Je poserai sur lui ma frêle et forte main;
Et mes ongles, pareils aux ongles des harpies,
Sauront jusqu'à son coeur se frayer un chemin.

Comme un tout jeune oiseau qui tremble et qui palpite,
J'arracherai ce coeur tout rouge de son sein,
Et, pour rassasier ma bête favorite,
Je le lui jetterai par terre avec dédain.*

Ma ecco: anche questa volta, dobbiamo constatare in De André un processo di umanizzazione; la donna fatale di Baudelaire, infatti, non si pente mai della propria crudeltà, che le è sustanziale, poiché è un gelido idolo privo di cuore e di qualsiasi sentimento. Invece, donna fatale solo per poco tempo, la donna di De André è costretta all'amarezza della solitudine: "ma lei fu presa da sgomento / quando lo vide morir contento / morir contento e innamorato / quando a lei niente era restato / non il suo amore, non il suo bene / ma solo il sangue secco delle sue vene". Non c'è nulla da fare: pur in presenza di un così autorevole modello, De André non può non lasciare alla sua donna alla sua donna almeno una umana fragilità.

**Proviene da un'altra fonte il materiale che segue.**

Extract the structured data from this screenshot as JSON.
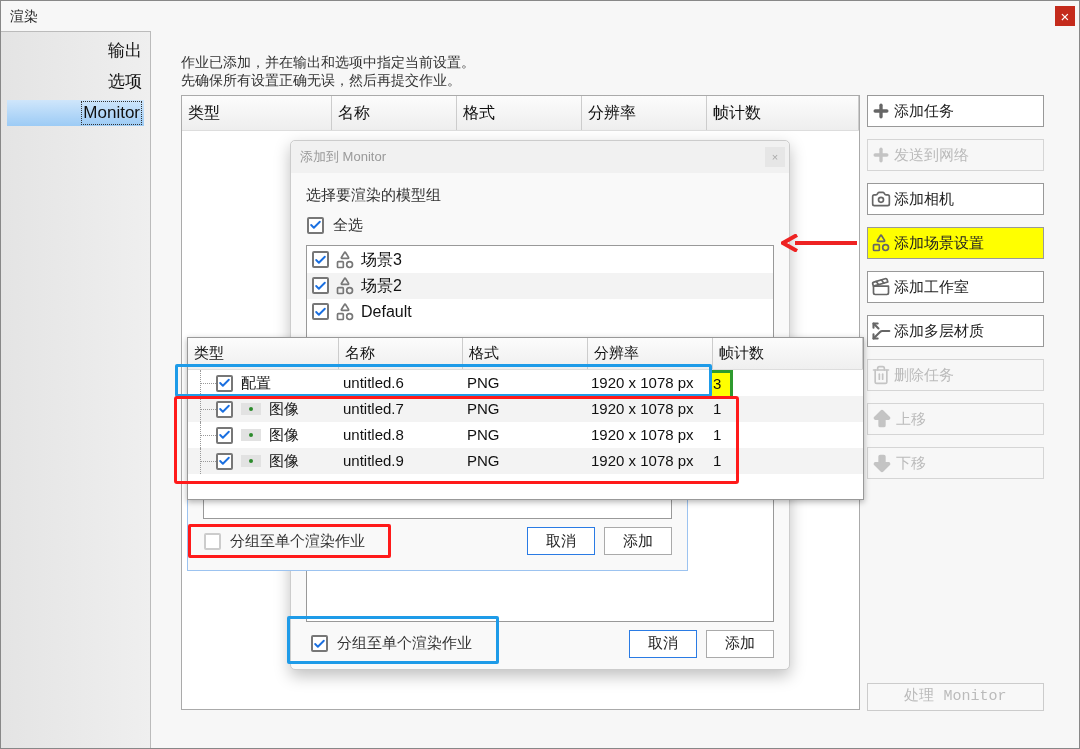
{
  "window": {
    "title": "渲染",
    "close": "×"
  },
  "sidebar": {
    "items": [
      {
        "label": "输出",
        "selected": false
      },
      {
        "label": "选项",
        "selected": false
      },
      {
        "label": "Monitor",
        "selected": true
      }
    ]
  },
  "description": [
    "作业已添加，并在输出和选项中指定当前设置。",
    "先确保所有设置正确无误，然后再提交作业。"
  ],
  "table": {
    "columns": [
      "类型",
      "名称",
      "格式",
      "分辨率",
      "帧计数"
    ]
  },
  "actions": [
    {
      "label": "添加任务",
      "kind": "add",
      "disabled": false,
      "highlighted": false
    },
    {
      "label": "发送到网络",
      "kind": "add",
      "disabled": true,
      "highlighted": false
    },
    {
      "label": "添加相机",
      "kind": "camera",
      "disabled": false,
      "highlighted": false
    },
    {
      "label": "添加场景设置",
      "kind": "scene",
      "disabled": false,
      "highlighted": true
    },
    {
      "label": "添加工作室",
      "kind": "studio",
      "disabled": false,
      "highlighted": false
    },
    {
      "label": "添加多层材质",
      "kind": "material",
      "disabled": false,
      "highlighted": false
    },
    {
      "label": "删除任务",
      "kind": "delete",
      "disabled": true,
      "highlighted": false
    },
    {
      "label": "上移",
      "kind": "up",
      "disabled": true,
      "highlighted": false
    },
    {
      "label": "下移",
      "kind": "down",
      "disabled": true,
      "highlighted": false
    }
  ],
  "process_button": {
    "label": "处理 Monitor",
    "disabled": true
  },
  "add_dialog": {
    "title": "添加到 Monitor",
    "close": "×",
    "prompt": "选择要渲染的模型组",
    "select_all": {
      "label": "全选",
      "checked": true
    },
    "groups": [
      {
        "label": "场景3",
        "checked": true
      },
      {
        "label": "场景2",
        "checked": true
      },
      {
        "label": "Default",
        "checked": true
      }
    ],
    "group_option": {
      "label": "分组至单个渲染作业",
      "checked": true
    },
    "buttons": [
      "取消",
      "添加"
    ]
  },
  "second_dialog": {
    "group_option": {
      "label": "分组至单个渲染作业",
      "checked": false
    },
    "buttons": [
      "取消",
      "添加"
    ]
  },
  "job_table": {
    "columns": [
      "类型",
      "名称",
      "格式",
      "分辨率",
      "帧计数"
    ],
    "rows": [
      {
        "kind": "config",
        "checked": true,
        "type": "配置",
        "name": "untitled.6",
        "format": "PNG",
        "resolution": "1920 x 1078 px",
        "frames": "3",
        "highlighted": true
      },
      {
        "kind": "image",
        "checked": true,
        "type": "图像",
        "name": "untitled.7",
        "format": "PNG",
        "resolution": "1920 x 1078 px",
        "frames": "1",
        "highlighted": false
      },
      {
        "kind": "image",
        "checked": true,
        "type": "图像",
        "name": "untitled.8",
        "format": "PNG",
        "resolution": "1920 x 1078 px",
        "frames": "1",
        "highlighted": false
      },
      {
        "kind": "image",
        "checked": true,
        "type": "图像",
        "name": "untitled.9",
        "format": "PNG",
        "resolution": "1920 x 1078 px",
        "frames": "1",
        "highlighted": false
      }
    ]
  }
}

* Benédiction. Traduzione letterale: "Poserò su di lui la mia fragile e forte mano; / e le mie unghie, simili alle unghie delle arpie, / sapranno scaavarsi un cammino fino al suo cuore. // Come un uccellino che trema e palpita, / strapperò il suo cuore rosso dal suo petto, / e, per saziare la mia bestia preferita, / glielo getterò per terra con disprezzo".

[Liana Nissim, in Fabrizio De André. Accordi eretici, pp. 133-134]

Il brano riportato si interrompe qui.